Foi desse lado solar que o Corneta se inscreveu na história do Carnaval. Na consolidação do humano numa figura de enorme paixão e extrema habilidade de se fazer próximo. Nesses dias, os que nos sobram nas imagens desta exposição, o Corneta era todo esse amor que sentia pela sua terra, pelas pessoas que aqui viviam ou visitavam, esse enorme sorriso que chegava aos outros porque nascia de um qualquer lugar de pureza que o Carnaval sabe inspirar nos torrienses. 

 

O Corneta, que tomou todas as personagens ímpares da nossa tradição mais popular, demonstrou-se essência carnavalesca.
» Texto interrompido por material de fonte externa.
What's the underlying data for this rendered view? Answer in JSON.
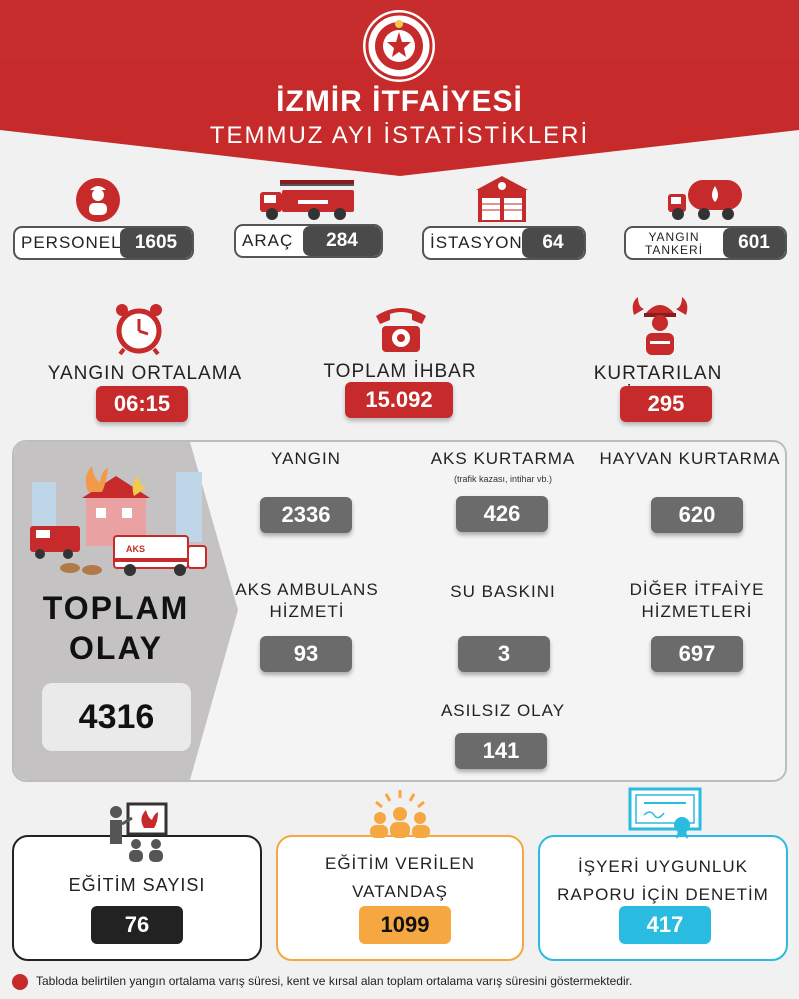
{
  "header": {
    "title": "İZMİR İTFAİYESİ",
    "subtitle": "TEMMUZ AYI İSTATİSTİKLERİ",
    "emblem_icon": "fire-department-emblem",
    "color": "#c62a2a"
  },
  "resources": [
    {
      "label": "PERSONEL",
      "value": "1605",
      "icon": "firefighter-icon"
    },
    {
      "label": "ARAÇ",
      "value": "284",
      "icon": "fire-truck-icon"
    },
    {
      "label": "İSTASYON",
      "value": "64",
      "icon": "fire-station-icon"
    },
    {
      "label": "YANGIN TANKERİ",
      "label_line1": "YANGIN",
      "label_line2": "TANKERİ",
      "value": "601",
      "icon": "tanker-truck-icon"
    }
  ],
  "key_stats": [
    {
      "label": "YANGIN ORTALAMA VARIŞ",
      "value": "06:15",
      "icon": "alarm-clock-icon"
    },
    {
      "label": "TOPLAM İHBAR",
      "value": "15.092",
      "icon": "telephone-icon"
    },
    {
      "label": "KURTARILAN İNSAN",
      "value": "295",
      "icon": "rescuer-icon"
    }
  ],
  "incidents": {
    "total_label_line1": "TOPLAM",
    "total_label_line2": "OLAY",
    "total_value": "4316",
    "items": [
      {
        "label": "YANGIN",
        "value": "2336"
      },
      {
        "label": "AKS KURTARMA",
        "note": "(trafik kazası, intihar vb.)",
        "value": "426"
      },
      {
        "label": "HAYVAN KURTARMA",
        "value": "620"
      },
      {
        "label_line1": "AKS AMBULANS",
        "label_line2": "HİZMETİ",
        "value": "93"
      },
      {
        "label": "SU BASKINI",
        "value": "3"
      },
      {
        "label_line1": "DİĞER İTFAİYE",
        "label_line2": "HİZMETLERİ",
        "value": "697"
      },
      {
        "label": "ASILSIZ OLAY",
        "value": "141"
      }
    ],
    "illustration_text": "AKS"
  },
  "training": [
    {
      "label": "EĞİTİM SAYISI",
      "value": "76",
      "icon": "training-icon",
      "color": "#222222"
    },
    {
      "label_line1": "EĞİTİM VERİLEN",
      "label_line2": "VATANDAŞ",
      "value": "1099",
      "icon": "audience-icon",
      "color": "#f5a742"
    },
    {
      "label_line1": "İŞYERİ UYGUNLUK",
      "label_line2": "RAPORU İÇİN DENETİM",
      "value": "417",
      "icon": "certificate-icon",
      "color": "#29bce0"
    }
  ],
  "footnote": "Tabloda belirtilen yangın ortalama varış süresi, kent ve kırsal alan toplam ortalama varış süresini göstermektedir."
}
O amigável palhaço, que ora chora ora ri, cara séria de sucesso na forma como se aproxima de cada projeto futuro de Carnaval e lhe demonstra, portas abertas, o que o Carnaval é. A central Matrafona, de que se apoderou ao melhor jeito trapalhão e lhe devolveu essa sensualidade única de presença carnavalesca na inversão proposta dos papéis. Em suma, o mensageiro desse brilho que só o Carnaval comporta em nós.